XIV LEGISLATURA
PROGETTO DI LEGGE - N. 2775
Onorevoli Colleghi! - Di recente, il legislatore, nel
quadro di un più ampio intervento riformatore, suggellato
dalla soppressione delle preture e delle procure
circondariali, dall'allargamento della competenza dell'organo
monocratico a scapito di quella del collegio e dall'entrata in
vigore della normativa sul cosiddetto "giudice unico", ha
tentato, con la legge n. 205 del 1999 e con i successivi
decreti legislativi delegati, di sfoltire il novero degli
illeciti penali, al precipuo scopo di consentire all'autorità
giudiziaria di dedicarsi con maggiore celerità ed attenzione
alle fattispecie di più pregnante gravità, realmente
meritevoli di risposta in ambito penale.
Per raggiungere l'obiettivo prefissato, si è utilizzato,
per un verso, lo strumento della delega ai sensi dell'articolo
76 della Costituzione, ritenuto più duttile, oltre che
adeguato all'esigenza di predisporre, nell'ambito dei princìpi
e dei criteri direttivi enunciati, la disciplina di dettaglio,
non rinunciando, nel contempo, ad una concorrente azione
immediata, attuata mediante l'estensione della perseguibilità
a querela di reati già perseguibili d'ufficio (ad esempio il
furto semplice) e la diretta abrogazione di alcune fattispecie
di reato, tra le quali è compreso il delitto di oltraggio ai
sensi dell'articolo 341 del codice penale, che incriminava la
condotta di: "chiunque offende l'onore o il prestigio di un
pubblico ufficiale, in presenza di lui ed a causa delle sue
funzioni" e di "chi commette il fatto mediante comunicazione
telegrafica o telefonica, o con scritto o disegno, diretti al
pubblico ufficiale, a causa delle sue funzioni".

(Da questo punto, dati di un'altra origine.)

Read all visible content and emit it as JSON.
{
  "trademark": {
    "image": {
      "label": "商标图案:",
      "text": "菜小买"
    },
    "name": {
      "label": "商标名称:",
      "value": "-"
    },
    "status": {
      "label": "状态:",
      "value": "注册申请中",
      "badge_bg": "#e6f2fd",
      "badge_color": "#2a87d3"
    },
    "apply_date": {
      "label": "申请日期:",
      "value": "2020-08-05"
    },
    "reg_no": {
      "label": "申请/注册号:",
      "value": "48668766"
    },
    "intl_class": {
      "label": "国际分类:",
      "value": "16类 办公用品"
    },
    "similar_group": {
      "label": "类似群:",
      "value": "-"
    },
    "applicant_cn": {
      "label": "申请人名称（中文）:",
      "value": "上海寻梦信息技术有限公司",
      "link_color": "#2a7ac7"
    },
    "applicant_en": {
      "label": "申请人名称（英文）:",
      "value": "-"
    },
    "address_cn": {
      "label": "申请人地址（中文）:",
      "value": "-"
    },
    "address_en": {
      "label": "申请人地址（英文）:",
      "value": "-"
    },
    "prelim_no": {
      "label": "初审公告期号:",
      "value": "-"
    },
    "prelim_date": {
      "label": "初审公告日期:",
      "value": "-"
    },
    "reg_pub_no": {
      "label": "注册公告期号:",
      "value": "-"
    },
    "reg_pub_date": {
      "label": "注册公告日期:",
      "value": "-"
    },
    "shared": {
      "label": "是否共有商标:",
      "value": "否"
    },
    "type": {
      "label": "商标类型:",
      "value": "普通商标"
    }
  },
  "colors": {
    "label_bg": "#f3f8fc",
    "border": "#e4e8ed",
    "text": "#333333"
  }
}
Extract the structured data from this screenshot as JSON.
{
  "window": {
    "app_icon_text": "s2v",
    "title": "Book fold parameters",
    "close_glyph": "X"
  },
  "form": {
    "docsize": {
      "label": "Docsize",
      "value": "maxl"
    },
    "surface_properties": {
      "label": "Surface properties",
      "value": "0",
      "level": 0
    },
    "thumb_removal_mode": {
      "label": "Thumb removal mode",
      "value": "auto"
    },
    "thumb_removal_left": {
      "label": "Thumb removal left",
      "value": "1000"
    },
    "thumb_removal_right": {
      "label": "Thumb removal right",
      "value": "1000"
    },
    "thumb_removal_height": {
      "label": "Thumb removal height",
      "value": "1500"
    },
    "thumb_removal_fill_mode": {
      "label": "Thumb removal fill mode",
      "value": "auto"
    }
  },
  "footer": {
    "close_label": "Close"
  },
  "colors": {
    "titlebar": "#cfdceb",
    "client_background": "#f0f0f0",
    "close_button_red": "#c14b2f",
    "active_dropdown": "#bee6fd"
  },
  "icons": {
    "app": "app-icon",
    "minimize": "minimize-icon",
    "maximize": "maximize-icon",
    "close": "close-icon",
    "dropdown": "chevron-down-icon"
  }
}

Il legislatore con l'articolo 18 della legge 25 giugno
1999, n. 205, ha abrogato l'articolo 341 del codice penale che
puniva l'oltraggio a pubblico ufficiale ritenendo
ingiustificata la particolare tutela giuridica che per
settanta anni aveva garantito l'onore ed il prestigio dei suoi
più diretti rappresentanti.
Con l'abrogazione del citato articolo 341 l'oltraggio a
pubblico ufficiale non rappresenta più un reato specifico,
ricadendo nella previsione generica d'ingiuria aggravata
(articoli 594 e 61, n. 10, del codice penale) per la quale,
arresto e fermo, non sono consentiti.
Con l'ingiuria aggravata non c'è l'attivazione automatica
della "macchina della giustizia"; la procedibilità non è
d'ufficio, ma a querela di parte, proponibile, secondo le
regole generali, entro tre mesi dal giorno della notizia del
fatto costituente reato.
Appare lampante che l'oltraggio a pubblico ufficiale può
danneggiare in maniera grave l'immagine della pubblica
amministrazione, di fatto completamente spodestata da
qualsiasi forma di tutela, a fronte dell'orientamento negativo
ad esercitare il diritto di querela da parte del soggetto
oltraggiato; ciò oltre a relegare il pubblico ufficiale in una
posizione inferiore a quella di qualunque altro cittadino,
sulla cui legittimità costituzionale sarebbe opportuna una
pronuncia della Suprema Corte, lo delegittima innanzi alla
pubblica comunità certificandone la sua estraneità rispetto ai
fini che lo Stato persegue e demotiva gli operatori che non
comprendono la ratio di tale cambiamento di
atteggiamento legislativo e non si sentono tutelati
nell'operare nelle strade durante l'espletamento del proprio
servizio, mirato esclusivamente all'applicazione delle regole
liberamente sancite dai rappresentanti delle istituzioni ed il
cui mancato rispetto costituisce un grave danno alla pacifica
convivenza.
Esercitare funzioni prioritarie per l'armonica convivenza
civile senza i necessari strumenti giuridici di gestione
rappresenta un danno per tutta la comunità sociale alla quale
deve essere restituita, attraverso una necessaria revisione
normativa, la dignità di coloro che la rappresentano come
garanti dell'ordine e della sicurezza pubblica.